In October 2023, the Consumer Financial Protection Bureau (CFPB) proposed a new rule intended to encourage “open banking”. “Open banking” is a practice of sharing, with consent, consumers’ banking and financial data (account balances, transaction history, payment due dates, routing numbers, and the like) with third-party vendors who in turn use the data to offer a variety of services, from financial portfolio management, bill paying, and investment advice, to facilitating financial transactions, lender shopping, and even aggregating data for marketing or research, among other uses.
The proposed rule, called the “Personal Financial Data Rights” rule, would require any entity that controls or possesses consumer financial data (a “data provider”), such as a financial institution, to share that data with third-party vendors at a consumer’s request, “in an electronic form usable by consumers and authorized by third parties,” at no charge. The rule would also limit a data provider’s ability to keep and use the data.
As explained in the CFPB’s notice of proposed rulemaking, open banking emerged in the early 2000s and has led to a more fluid and variable financial system. The Bureau estimates there may be as many as ten thousand third-party providers using, and hoping to use, financial data generated by the thousands of banks, credit unions, and non-depository financial institutions in the United States.

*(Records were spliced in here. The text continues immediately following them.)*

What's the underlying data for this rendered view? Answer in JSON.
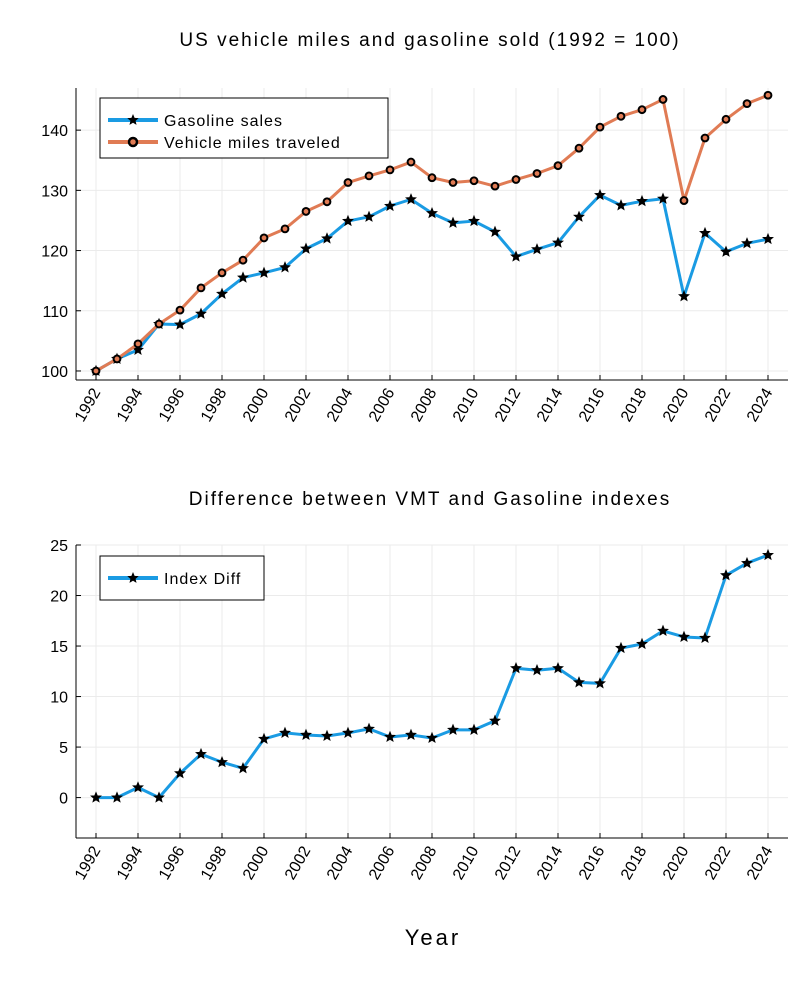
{
  "chart_data": [
    {
      "type": "line",
      "title": "US vehicle miles and gasoline sold (1992 = 100)",
      "xlabel": "",
      "ylabel": "",
      "x": [
        1992,
        1993,
        1994,
        1995,
        1996,
        1997,
        1998,
        1999,
        2000,
        2001,
        2002,
        2003,
        2004,
        2005,
        2006,
        2007,
        2008,
        2009,
        2010,
        2011,
        2012,
        2013,
        2014,
        2015,
        2016,
        2017,
        2018,
        2019,
        2020,
        2021,
        2022,
        2023,
        2024
      ],
      "xticks": [
        "1992",
        "1994",
        "1996",
        "1998",
        "2000",
        "2002",
        "2004",
        "2006",
        "2008",
        "2010",
        "2012",
        "2014",
        "2016",
        "2018",
        "2020",
        "2022",
        "2024"
      ],
      "yticks": [
        "100",
        "110",
        "120",
        "130",
        "140"
      ],
      "ylim": [
        98.5,
        147
      ],
      "legend_position": "top-left",
      "series": [
        {
          "name": "Gasoline sales",
          "color": "#1a9be3",
          "marker": "star",
          "values": [
            100,
            102,
            103.5,
            107.8,
            107.7,
            109.5,
            112.8,
            115.5,
            116.3,
            117.2,
            120.3,
            122,
            124.9,
            125.6,
            127.4,
            128.5,
            126.2,
            124.6,
            124.9,
            123.1,
            119,
            120.2,
            121.3,
            125.6,
            129.2,
            127.5,
            128.2,
            128.6,
            112.4,
            122.9,
            119.8,
            121.2,
            121.9
          ]
        },
        {
          "name": "Vehicle miles traveled",
          "color": "#e07b54",
          "marker": "circle",
          "values": [
            100,
            102,
            104.5,
            107.8,
            110.1,
            113.8,
            116.3,
            118.4,
            122.1,
            123.6,
            126.5,
            128.1,
            131.3,
            132.4,
            133.4,
            134.7,
            132.1,
            131.3,
            131.6,
            130.7,
            131.8,
            132.8,
            134.1,
            137,
            140.5,
            142.3,
            143.4,
            145.1,
            128.3,
            138.7,
            141.8,
            144.4,
            145.8
          ]
        }
      ]
    },
    {
      "type": "line",
      "title": "Difference between VMT and Gasoline indexes",
      "xlabel": "Year",
      "ylabel": "",
      "x": [
        1992,
        1993,
        1994,
        1995,
        1996,
        1997,
        1998,
        1999,
        2000,
        2001,
        2002,
        2003,
        2004,
        2005,
        2006,
        2007,
        2008,
        2009,
        2010,
        2011,
        2012,
        2013,
        2014,
        2015,
        2016,
        2017,
        2018,
        2019,
        2020,
        2021,
        2022,
        2023,
        2024
      ],
      "xticks": [
        "1992",
        "1994",
        "1996",
        "1998",
        "2000",
        "2002",
        "2004",
        "2006",
        "2008",
        "2010",
        "2012",
        "2014",
        "2016",
        "2018",
        "2020",
        "2022",
        "2024"
      ],
      "yticks": [
        "0",
        "5",
        "10",
        "15",
        "20",
        "25"
      ],
      "ylim": [
        -4,
        25
      ],
      "legend_position": "top-left",
      "series": [
        {
          "name": "Index Diff",
          "color": "#1a9be3",
          "marker": "star",
          "values": [
            0,
            0,
            1,
            0,
            2.4,
            4.3,
            3.5,
            2.9,
            5.8,
            6.4,
            6.2,
            6.1,
            6.4,
            6.8,
            6,
            6.2,
            5.9,
            6.7,
            6.7,
            7.6,
            12.8,
            12.6,
            12.8,
            11.4,
            11.3,
            14.8,
            15.2,
            16.5,
            15.9,
            15.8,
            22,
            23.2,
            24
          ]
        }
      ]
    }
  ]
}
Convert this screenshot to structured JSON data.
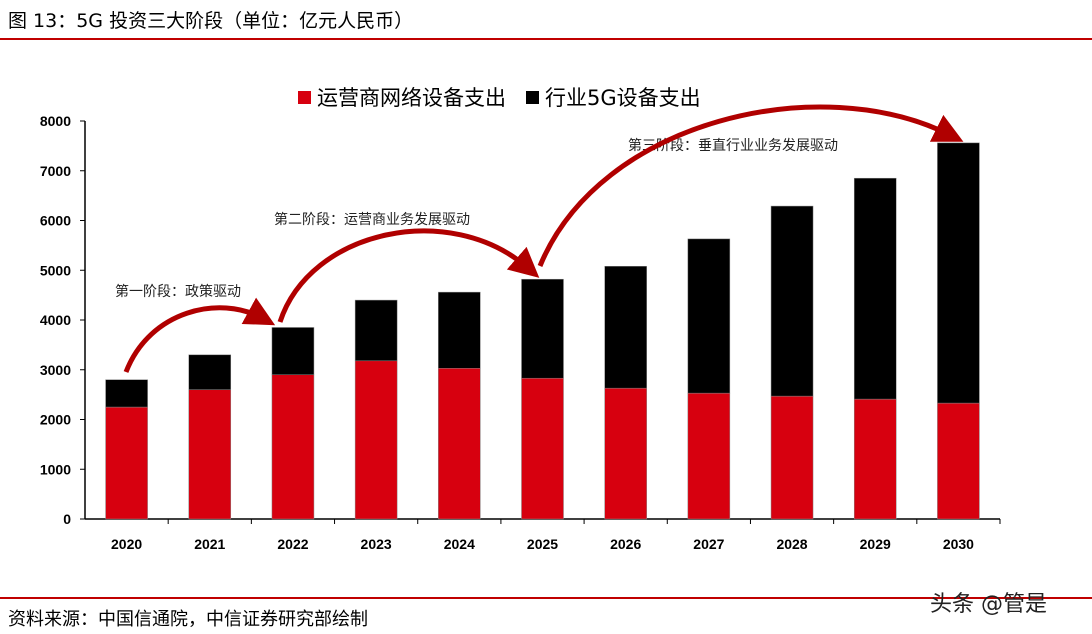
{
  "title": "图 13：5G 投资三大阶段（单位：亿元人民币）",
  "source": "资料来源：中国信通院，中信证券研究部绘制",
  "watermark": "头条 @管是",
  "chart_data": {
    "type": "bar",
    "stacked": true,
    "title": "",
    "xlabel": "",
    "ylabel": "",
    "ylim": [
      0,
      8000
    ],
    "yticks": [
      0,
      1000,
      2000,
      3000,
      4000,
      5000,
      6000,
      7000,
      8000
    ],
    "categories": [
      "2020",
      "2021",
      "2022",
      "2023",
      "2024",
      "2025",
      "2026",
      "2027",
      "2028",
      "2029",
      "2030"
    ],
    "legend_position": "top",
    "series": [
      {
        "name": "运营商网络设备支出",
        "color": "#d7000f",
        "values": [
          2250,
          2600,
          2900,
          3180,
          3030,
          2830,
          2630,
          2530,
          2470,
          2410,
          2330
        ]
      },
      {
        "name": "行业5G设备支出",
        "color": "#000000",
        "values": [
          550,
          700,
          950,
          1220,
          1530,
          1990,
          2450,
          3100,
          3820,
          4440,
          5230
        ]
      }
    ],
    "annotations": [
      "第一阶段：政策驱动",
      "第二阶段：运营商业务发展驱动",
      "第三阶段：垂直行业业务发展驱动"
    ],
    "arrow_color": "#b00000"
  }
}
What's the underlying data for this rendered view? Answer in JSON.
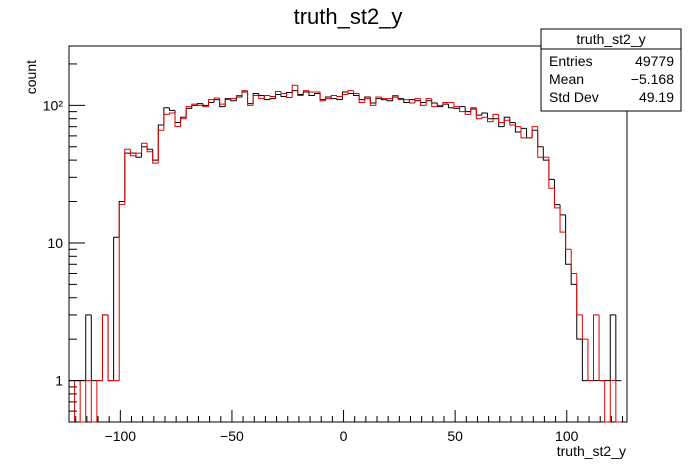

The CFPB’s Director Chopra justified the new rule by stating that “a handful of very large banks and financial firms control much of the market” and that it was needed to “jumpstart competition.” In a press release, the CFPB is promoting the new rule as a way to “allow people to break up with banks that provide bad service.” Entities such as the Electronic Transactions Association, an advocacy and trade association for the payments industry, have reacted positively to the proposed rule and the possibility of increasing convenience and reliability in the exchange of financial data that about promoting competition. At the same time, the rule could increase the risk of potential misuse of customer data by third-party vendors. Misuse, whether intentional or negligent, could violate privacy rights, alienate customers, and expose the financial institutions to liability for a third party vendor’s error. The Credit Union National Association, a trade association representing America’s credit unions, criticized the new rule for “only requiring the baseline level of identity information without any oversight or supervision for compliance with the rule of these third-party actors.”
In its notice, the CFPB does recognize at least one security risk associated with open banking: “screen scraping,” the process of using a consumer’s voluntarily divulged credentials to gather data. As explained in the notice, early efforts at open banking largely relied on screen scraping, accompanied by the problems and risks inherent in a system reliant on disclosed passwords. Although the ensuing decades saw the development of software called developer interfaces or application programming interfaces (API’s), which allow platforms to communicate without completely integrating and thereby avoid the risks of divulged passwords, screen scraping is still, according to the CFPB’s notice, “prevalent in the market today.” The CFPB “estimates that about half of third party data access currently occurs through APIs; scraping comprises the bulk of the balance.” To urge an open banking infrastructure less dependent on scraping, the new rule would mandate that data providers, “establish and maintain” a developer interface or API (proposed 12 CFR 1033.301), and yet prohibit the data providers from allowing a third party to access that interface with any credentials that a consumer uses (proposed 12 CFR 1033.311(d)(1)). In this way the CFPB anticipates that, though screen scraping would still be allowed, its use in the industry will wane.
Comments on the proposed rule must be received by the CFPB on or before December 29, 2023.